Both of us nodded in agreement that we were fine.
“All right, then. The bell is about to sound, so I suggest you two come back to class right now so you can at least get your homework assignment.”
“Yes, ma’am,” we said in unison.
I returned to the room with my head held high, because I was determined not to let anyone dampen my spirits any more. I tried not to look directly at Leslie, but from the corner of my eye, I saw the smirk on her demon face. I wish I could slap that stupid look off her. I’ve never gotten into a fight at school, but this is one time I could do battle with the devil himself.

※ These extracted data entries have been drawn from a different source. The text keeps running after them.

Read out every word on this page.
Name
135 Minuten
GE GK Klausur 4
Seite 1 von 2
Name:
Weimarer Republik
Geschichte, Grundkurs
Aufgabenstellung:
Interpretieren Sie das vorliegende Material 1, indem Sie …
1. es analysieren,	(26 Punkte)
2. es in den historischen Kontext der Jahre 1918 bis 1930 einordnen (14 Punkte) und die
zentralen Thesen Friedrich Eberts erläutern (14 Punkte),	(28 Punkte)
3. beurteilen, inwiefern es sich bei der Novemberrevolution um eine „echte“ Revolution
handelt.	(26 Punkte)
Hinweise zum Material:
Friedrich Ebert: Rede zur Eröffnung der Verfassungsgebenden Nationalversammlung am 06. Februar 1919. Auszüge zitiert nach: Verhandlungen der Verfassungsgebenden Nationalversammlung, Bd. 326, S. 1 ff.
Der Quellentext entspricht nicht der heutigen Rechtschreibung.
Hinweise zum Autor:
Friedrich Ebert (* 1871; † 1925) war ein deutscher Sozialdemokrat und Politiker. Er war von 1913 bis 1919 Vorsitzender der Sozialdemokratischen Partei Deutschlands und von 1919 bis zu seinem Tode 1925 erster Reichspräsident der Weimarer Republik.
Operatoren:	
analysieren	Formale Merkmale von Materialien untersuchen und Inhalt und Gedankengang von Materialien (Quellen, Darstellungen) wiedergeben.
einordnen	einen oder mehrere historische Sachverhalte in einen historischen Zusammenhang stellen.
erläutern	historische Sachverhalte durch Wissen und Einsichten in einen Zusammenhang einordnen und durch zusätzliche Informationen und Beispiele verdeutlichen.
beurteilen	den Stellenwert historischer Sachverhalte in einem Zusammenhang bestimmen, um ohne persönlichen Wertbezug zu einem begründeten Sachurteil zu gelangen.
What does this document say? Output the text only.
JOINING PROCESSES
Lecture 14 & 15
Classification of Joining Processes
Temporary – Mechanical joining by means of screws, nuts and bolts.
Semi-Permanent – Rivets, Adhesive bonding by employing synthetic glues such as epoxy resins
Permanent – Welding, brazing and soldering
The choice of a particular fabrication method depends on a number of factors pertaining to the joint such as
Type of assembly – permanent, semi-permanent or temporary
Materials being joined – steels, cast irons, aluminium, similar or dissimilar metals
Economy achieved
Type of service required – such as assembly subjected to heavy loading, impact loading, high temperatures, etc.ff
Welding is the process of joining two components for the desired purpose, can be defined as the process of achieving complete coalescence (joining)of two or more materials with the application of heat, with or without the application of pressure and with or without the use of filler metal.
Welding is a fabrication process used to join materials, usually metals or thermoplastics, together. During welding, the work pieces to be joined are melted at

Everywhere I ventured on the school grounds for the remainder of the day, students seemed to be whispering and giggling right in my face. My intestines were agitated to the point of feeling like they were inside an old-fashioned butter churn, but I tried my best to remain stoic and carried on pretty close to usual during each class session. Only my closest friend could see the turmoil behind the strong façade I presented to the rest of the world.
Sitting in the final class, I appeared to be following along with someone reading the lesson while I clenched and unclenched my fists several times. As hard as I fought it, the negative thoughts of my recent crush kept parading through my mind. If I see R.J. on that school bus, it’s all over for him. He better stay out of my way.
Finally, after the last bell rung, I stumbled into the nearest girls’ bathroom with Joyce right on my heels again. Thankfully, she had been better to me than my own shadow had been today. Joyce had glowered at anyone brave enough to act like they wanted to enter my personal space without my permission.
“I’m so glad the day is finally over. I can’t believe this is happening to me!” I stared at herself in the mirror as though I was looking at a stranger.